The broad goal of research in my lab is to define the function and regulation of heterotrimeric G proteins in leukocyte migration and tumor metastasis. The major focus of our research is to elucidate how G protein βγ subunits orchestrate the formation of specific signaling complexes to promote directional cell migration. Particularly, we are interested in understanding how Gβγ functions are regulated by a group of novel interacting proteins, WD40 repeat-containing proteins, which we recently identified by a yeast two-hybrid screen.

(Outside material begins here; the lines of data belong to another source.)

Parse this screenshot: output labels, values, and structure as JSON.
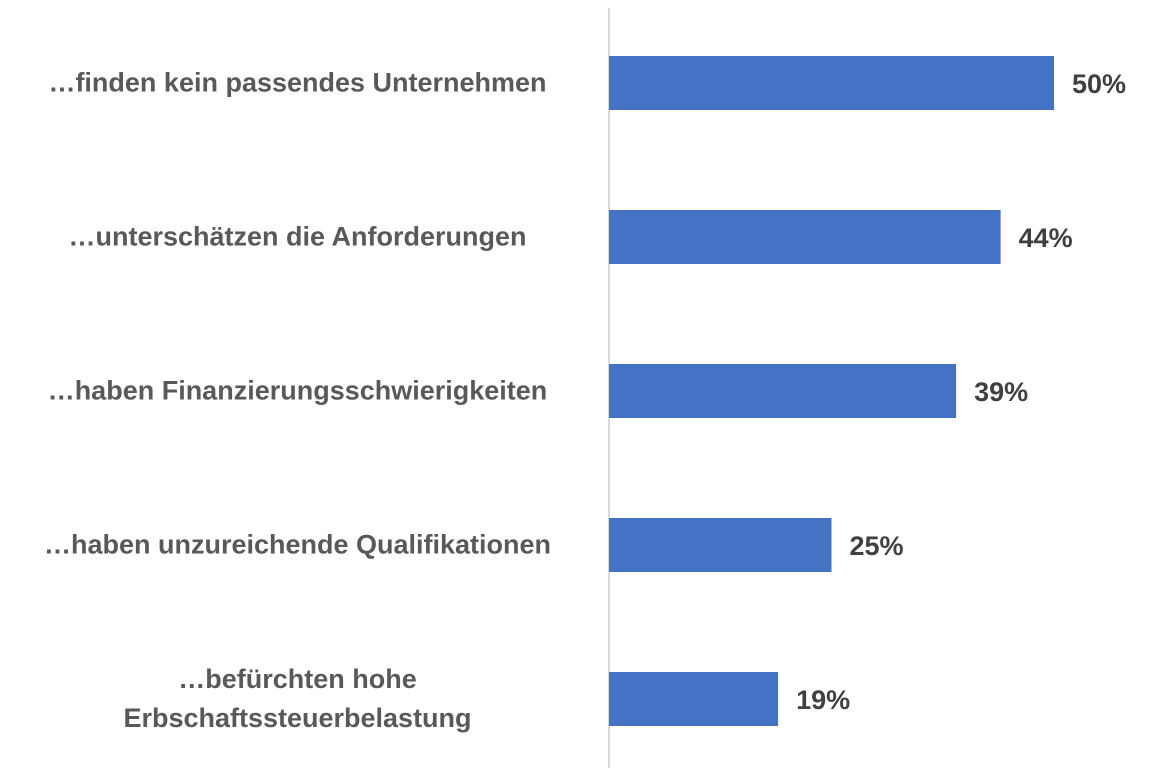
{
  "chart_data": {
    "type": "barh",
    "categories": [
      "…finden kein passendes Unternehmen",
      "…unterschätzen die Anforderungen",
      "…haben Finanzierungsschwierigkeiten",
      "…haben unzureichende Qualifikationen",
      "…befürchten hohe Erbschaftssteuerbelastung"
    ],
    "values": [
      50,
      44,
      39,
      25,
      19
    ],
    "value_labels": [
      "50%",
      "44%",
      "39%",
      "25%",
      "19%"
    ],
    "color": "#4472c4"
  }
}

Free Gβγ liberated from the activated Gi/o family of G proteins is a master regulator of signal transduction pathways that control chemokine-induced chemotaxis of diverse cells, ranging from neurons, leukocytes to tumor cells. Over the last decade, significant progress has been made in understanding how Gβγ stimulates key signaling molecules such as PI3Kγ to promote cell migration. However, Gβγ has diverse interacting proteins. How it coordinates the activation of various effectors in the highly specific temporal and spatial manner required for precise control of cell migration remains elusive.

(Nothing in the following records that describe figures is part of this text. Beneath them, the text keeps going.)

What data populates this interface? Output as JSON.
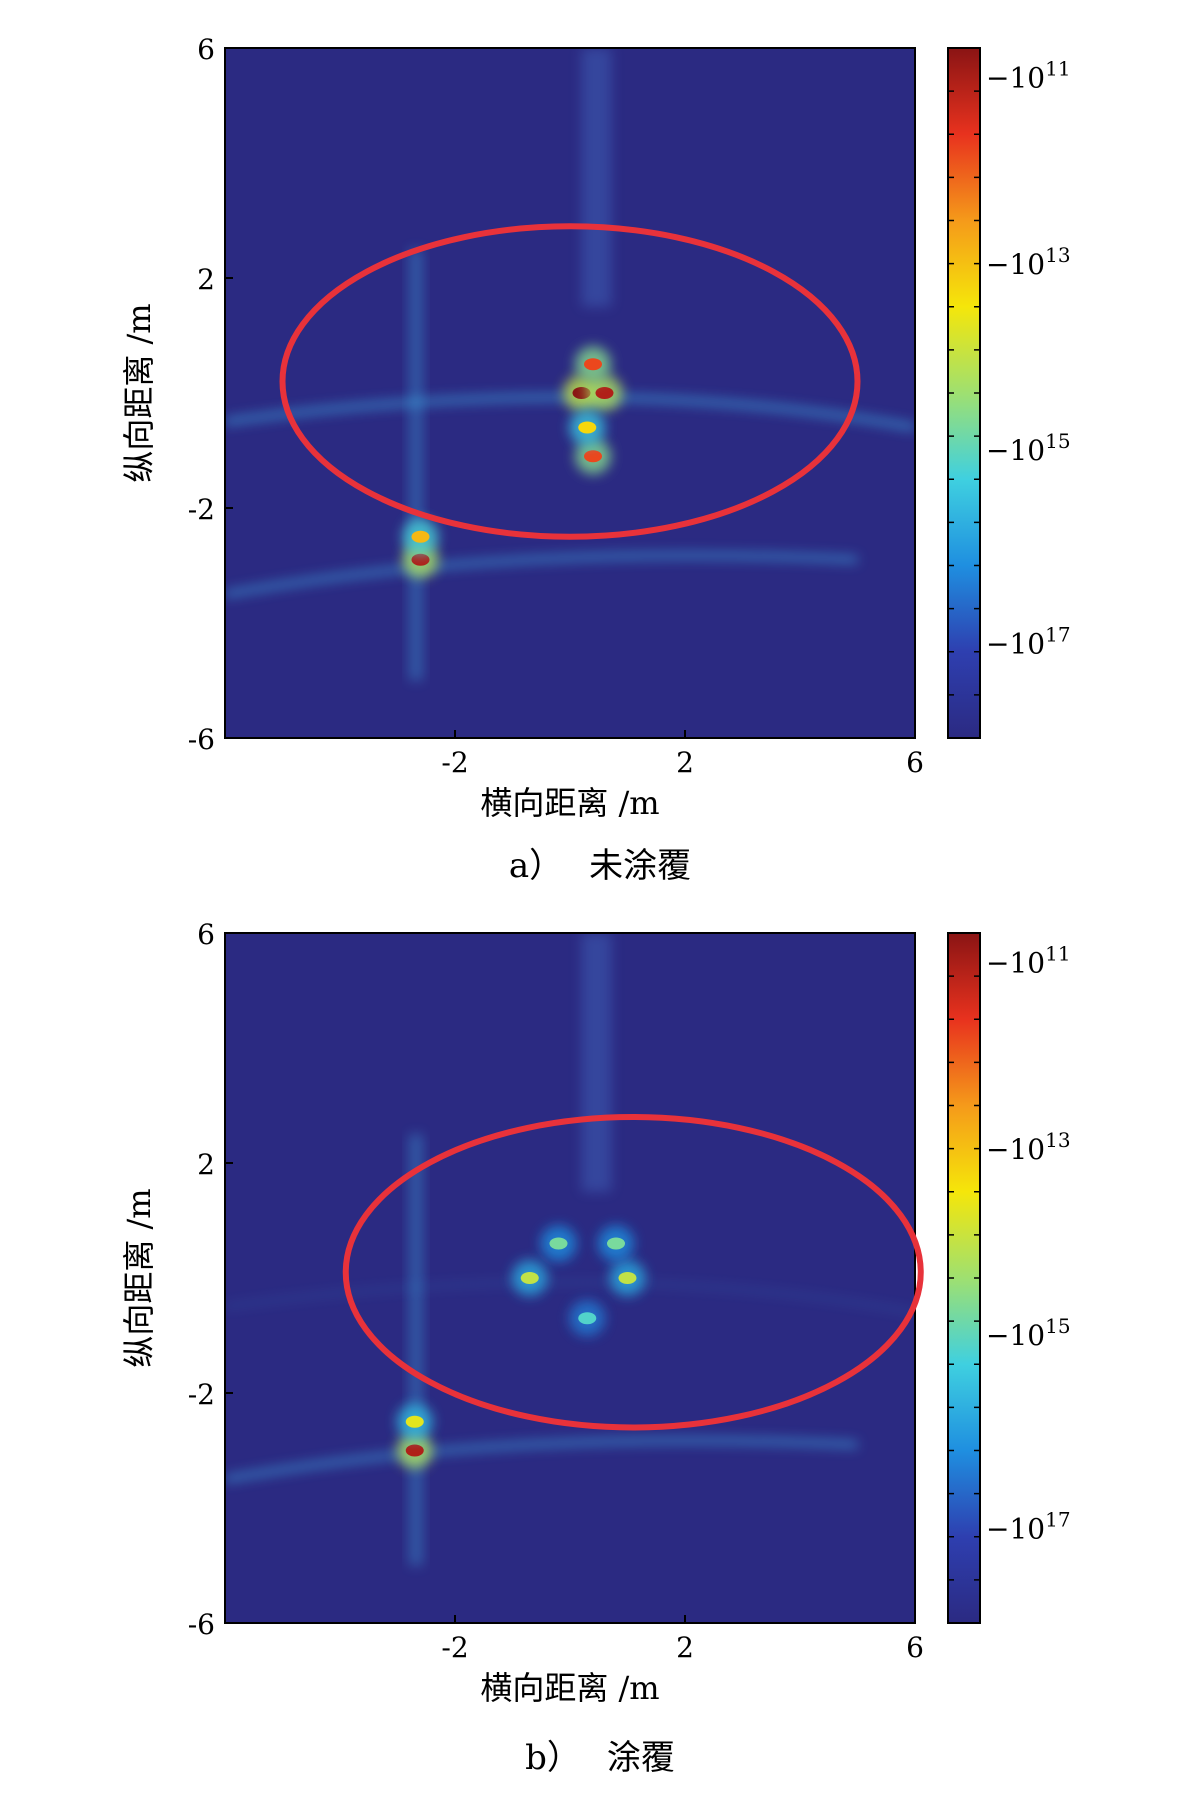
{
  "colors": {
    "background": "#2b2a82",
    "highlight_ring": "#e8323a",
    "colormap": [
      "#2b2a82",
      "#2e3fb0",
      "#1f8fe0",
      "#3fd0e0",
      "#9fe070",
      "#f5e60a",
      "#f59a1a",
      "#e8321e",
      "#8a1414"
    ]
  },
  "chart_data": [
    {
      "type": "heatmap",
      "panel_label": "a）",
      "title": "未涂覆",
      "xlabel": "横向距离 /m",
      "ylabel": "纵向距离 /m",
      "xlim": [
        -6,
        6
      ],
      "ylim": [
        -6,
        6
      ],
      "x_ticks": [
        -2,
        2,
        6
      ],
      "y_ticks": [
        -6,
        -2,
        2,
        6
      ],
      "x_tick_labels": [
        "-2",
        "2",
        "6"
      ],
      "y_tick_labels": [
        "-6",
        "-2",
        "2",
        "6"
      ],
      "colorbar": {
        "scale": "log",
        "tick_labels": [
          {
            "base": "−10",
            "exp": "11",
            "level": 0.96
          },
          {
            "base": "−10",
            "exp": "13",
            "level": 0.69
          },
          {
            "base": "−10",
            "exp": "15",
            "level": 0.42
          },
          {
            "base": "−10",
            "exp": "17",
            "level": 0.14
          }
        ]
      },
      "hotspots": [
        {
          "x": 0.2,
          "y": 0.0,
          "level": 1.0
        },
        {
          "x": 0.6,
          "y": 0.0,
          "level": 0.95
        },
        {
          "x": 0.4,
          "y": 0.5,
          "level": 0.85
        },
        {
          "x": 0.4,
          "y": -1.1,
          "level": 0.85
        },
        {
          "x": 0.3,
          "y": -0.6,
          "level": 0.65
        },
        {
          "x": -2.6,
          "y": -2.9,
          "level": 0.95
        },
        {
          "x": -2.6,
          "y": -2.5,
          "level": 0.7
        }
      ],
      "highlight_ellipse": {
        "cx": 0.0,
        "cy": 0.2,
        "rx": 5.0,
        "ry": 2.7
      }
    },
    {
      "type": "heatmap",
      "panel_label": "b）",
      "title": "涂覆",
      "xlabel": "横向距离 /m",
      "ylabel": "纵向距离 /m",
      "xlim": [
        -6,
        6
      ],
      "ylim": [
        -6,
        6
      ],
      "x_ticks": [
        -2,
        2,
        6
      ],
      "y_ticks": [
        -6,
        -2,
        2,
        6
      ],
      "x_tick_labels": [
        "-2",
        "2",
        "6"
      ],
      "y_tick_labels": [
        "-6",
        "-2",
        "2",
        "6"
      ],
      "colorbar": {
        "scale": "log",
        "tick_labels": [
          {
            "base": "−10",
            "exp": "11",
            "level": 0.96
          },
          {
            "base": "−10",
            "exp": "13",
            "level": 0.69
          },
          {
            "base": "−10",
            "exp": "15",
            "level": 0.42
          },
          {
            "base": "−10",
            "exp": "17",
            "level": 0.14
          }
        ]
      },
      "hotspots": [
        {
          "x": -0.7,
          "y": 0.0,
          "level": 0.55
        },
        {
          "x": 1.0,
          "y": 0.0,
          "level": 0.55
        },
        {
          "x": -0.2,
          "y": 0.6,
          "level": 0.45
        },
        {
          "x": 0.8,
          "y": 0.6,
          "level": 0.45
        },
        {
          "x": 0.3,
          "y": -0.7,
          "level": 0.4
        },
        {
          "x": -2.7,
          "y": -3.0,
          "level": 0.95
        },
        {
          "x": -2.7,
          "y": -2.5,
          "level": 0.6
        }
      ],
      "highlight_ellipse": {
        "cx": 1.1,
        "cy": 0.1,
        "rx": 5.0,
        "ry": 2.7
      }
    }
  ]
}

Our recent identification of WD40 repeat-containing proteins as novel Gβγ- interacting proteins opens a new era in understanding the function and regulation of Gβγ signaling. These proteins are predicted to form a similar β-propeller structure with multiple surfaces as Gβ (Figure). Therefore, like Gβγ, they have the potential to assemble wide array of proteins to promote or inhibit Gβγ-mediated signal transduction. Our studies from one of these proteins, receptor for activated C kinase 1 (RACK1), have yielded significant insights into the molecular basis for the interactions of WD40 repeat proteins with Gβγ, and the role of these proteins in regulating Gβγ-mediated cell migration. RACK1 is found to bind to a unique side-surface of Gβγ through a novel protein-protein interaction, WD40-WD40 repeat interaction. Binding of RACK1 to Gβγ selectively abrogates the activation of key signaling molecules, PI3K and PLCβ, resulting in inhibition of leukocyte migration. RACK1 therefore may constitute an important negative regulator that controls the amplitude of leukocyte migration. Stemming from these exciting findings, our current research interests include the following areas:

To investigate specific roles of RACK1-mediated negative regulation of leukocyte migration in physiological and pathological processes of immune responses; To determine the function of RACK1/ Gβγ interaction in tumor metastasis, since chemokine receptors, which are frequently found to be overexpressed in tumor, also promote tumor cell migration through Gβγ; To delineate the function of other Gβγ-interacting WD40 repeat proteins in leukocyte migration and tumor metastasis; To understand the structural aspect of the WD40-WD40 repeat interaction by x-ray crystallography.

To accomplish the outlined projects, we are using a combination of molecular and cellular techniques, animal models, fluorescence-based and FRET-based biophysical approaches. Moreover, we are using live cell imaging to monitor the complex and vivid process of cell migration. These studies could give rise to new insight into the signaling mechanisms governing leukocyte migration and tumor metastasis as well as uncovering new therapeutic targets.